Une opération d’envergure contre les bandes criminelles urbaines a marqué le début de l’année 2026 à Kinshasa. Pas moins de 464 individus, majoritairement identifiés comme des Kulunas, ont été interpellés par les forces de sécurité en quelques jours. Ce coup de filet massif, orchestré dans le cadre d’une campagne nationale de sécurisation des festivités de fin d’année, illustre la détermination des autorités à reprendre le contrôle des quartiers.
Le constat des résultats a été effectué en personne, ce jeudi 1er janvier, par le vice-Premier ministre, ministre de l’Intérieur et de la Sécurité, Jacquemain Shabani Lukoo. Lors d’une tournée d’inspection dans plusieurs commissariats de la capitale, le ministre a pu mesurer l’ampleur des premières arrestations. Cette visite sur le terrain vise-t-elle à galvaniser les troupes ou à envoyer un message de fermeté à la population ? Les deux objectifs semblent indissociables.
Le bilan, communiqué par le ministère de l’Intérieur et Sécurité, est sans appel. La commune de Masina, dans le district de la Tshangu, arrive en tête avec un chiffre éloquent de 242 interpellations. Ce foyer de criminalité urbaine concentre à lui seul plus de la moitié des arrestations effectuées dans la capitale. Loin derrière, mais avec des scores significatifs, suivent les communes de Limete (56 interpellations), Kalamu (51), Mont-Ngafula (45), Gombe – précisément au Camp Lufungula – (environ 40), et Kintambo (30).
Cette opération sécurité fin d’année ne se limite pas à une action ponctuelle. Selon les déclarations officielles, elle s’inscrit dans une dynamique durable de renforcement de la lutte contre la criminalité.
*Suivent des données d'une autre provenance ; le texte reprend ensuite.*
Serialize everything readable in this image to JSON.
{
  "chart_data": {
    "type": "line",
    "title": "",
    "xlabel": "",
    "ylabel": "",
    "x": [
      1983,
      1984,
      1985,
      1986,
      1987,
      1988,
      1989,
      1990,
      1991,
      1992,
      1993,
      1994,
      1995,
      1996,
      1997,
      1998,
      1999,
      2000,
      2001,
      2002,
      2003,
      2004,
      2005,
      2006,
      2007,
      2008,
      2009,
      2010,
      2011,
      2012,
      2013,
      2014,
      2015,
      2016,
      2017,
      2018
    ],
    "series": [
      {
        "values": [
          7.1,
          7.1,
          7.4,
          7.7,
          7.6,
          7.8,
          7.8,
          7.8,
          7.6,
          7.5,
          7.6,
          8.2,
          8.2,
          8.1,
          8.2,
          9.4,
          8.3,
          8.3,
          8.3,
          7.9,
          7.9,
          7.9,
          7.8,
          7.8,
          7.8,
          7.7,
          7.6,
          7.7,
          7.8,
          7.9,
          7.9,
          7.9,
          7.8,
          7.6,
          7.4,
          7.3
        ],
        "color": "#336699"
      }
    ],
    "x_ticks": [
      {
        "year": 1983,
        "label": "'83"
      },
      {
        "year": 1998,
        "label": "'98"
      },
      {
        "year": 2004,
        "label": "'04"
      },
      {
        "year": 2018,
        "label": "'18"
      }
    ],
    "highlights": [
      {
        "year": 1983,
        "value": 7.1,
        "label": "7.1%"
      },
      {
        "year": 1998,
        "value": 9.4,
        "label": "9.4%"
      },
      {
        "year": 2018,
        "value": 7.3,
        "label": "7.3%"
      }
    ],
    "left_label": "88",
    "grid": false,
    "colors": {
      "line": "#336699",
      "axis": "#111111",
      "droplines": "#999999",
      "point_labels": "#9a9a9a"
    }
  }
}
L’objectif affiché est double : protéger les populations et leurs biens, tout en restaurant un sentiment de sécurité souvent mis à mal par les activités des gangsters urbains. La stratégie repose sur une présence accrue et des interventions ciblées dans les zones identifiées comme sensibles.
Fait notable, le dispositif dépasse largement le cadre de Kinshasa. L’opération, qui doit s’étendre sur l’ensemble du territoire national, est déjà déployée dans dix des vingt-six provinces que compte la République Démocratique du Congo. Cette généralisation progressive témoigne d’une volonté de traiter le phénomène des Kulunas et de la criminalité Kinshasa comme un problème national, nécessitant une réponse coordonnée et uniforme. La délinquance urbaine, souvent perçue comme un mal local, est-elle en train d’être reconsidérée comme un enjeu de sécurité publique majeur ?
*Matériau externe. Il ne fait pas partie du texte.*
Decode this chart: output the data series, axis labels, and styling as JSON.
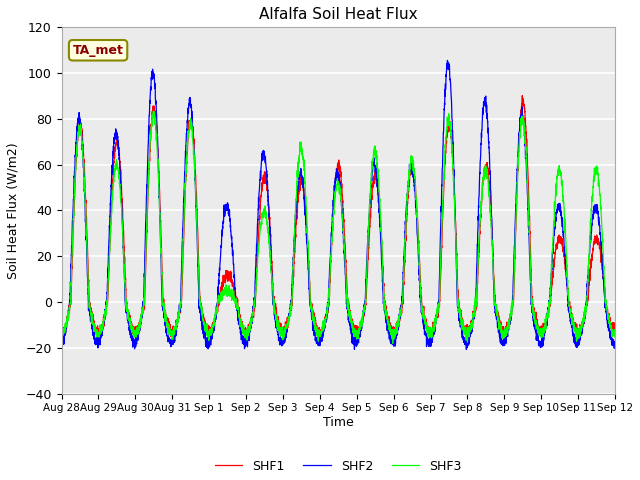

Les arrestation gangsters urbains massives posent cependant plusieurs questions. Quelle sera la suite judiciaire réservée à ces centaines d’individus interpellés ? Le système carcéral et judiciaire congolais est-il en mesure d’absorber un tel afflux et de garantir des procès équitables ? Par ailleurs, l’approche purement répressive suffira-t-elle à tarir le recrutement des bandes, souvent nourri par la précarité économique et le chômage des jeunes ?
L’action du ministre Shabani Lukoo, en se rendant directement dans les commissariats, cherche sans doute à démontrer l’engagement personnel des plus hautes sphères de l’État dans cette bataille. Cette visibilité est un élément clé de la communication gouvernementale en matière de sécurité. Elle vise à rassurer les citoyens, tout en rappelant aux agents sur le terrain que leurs actions sont scrutées et soutenues.
L’efficacité à long terme de cette campagne reste à évaluer. Les opérations coup de poing peuvent nettoyer temporairement l’espace public, mais la pérennité des résultats dépendra de la capacité à mettre en place des politiques sociales et économiques parallèles. La lutte contre les Kulunas Kinshasa et ailleurs ne se gagnera pas seulement dans les rues par des interpellations, mais aussi en offrant des alternatives viables à une jeunesse en perte de repères. Le défi sécuritaire est, in fine, un défi de développement.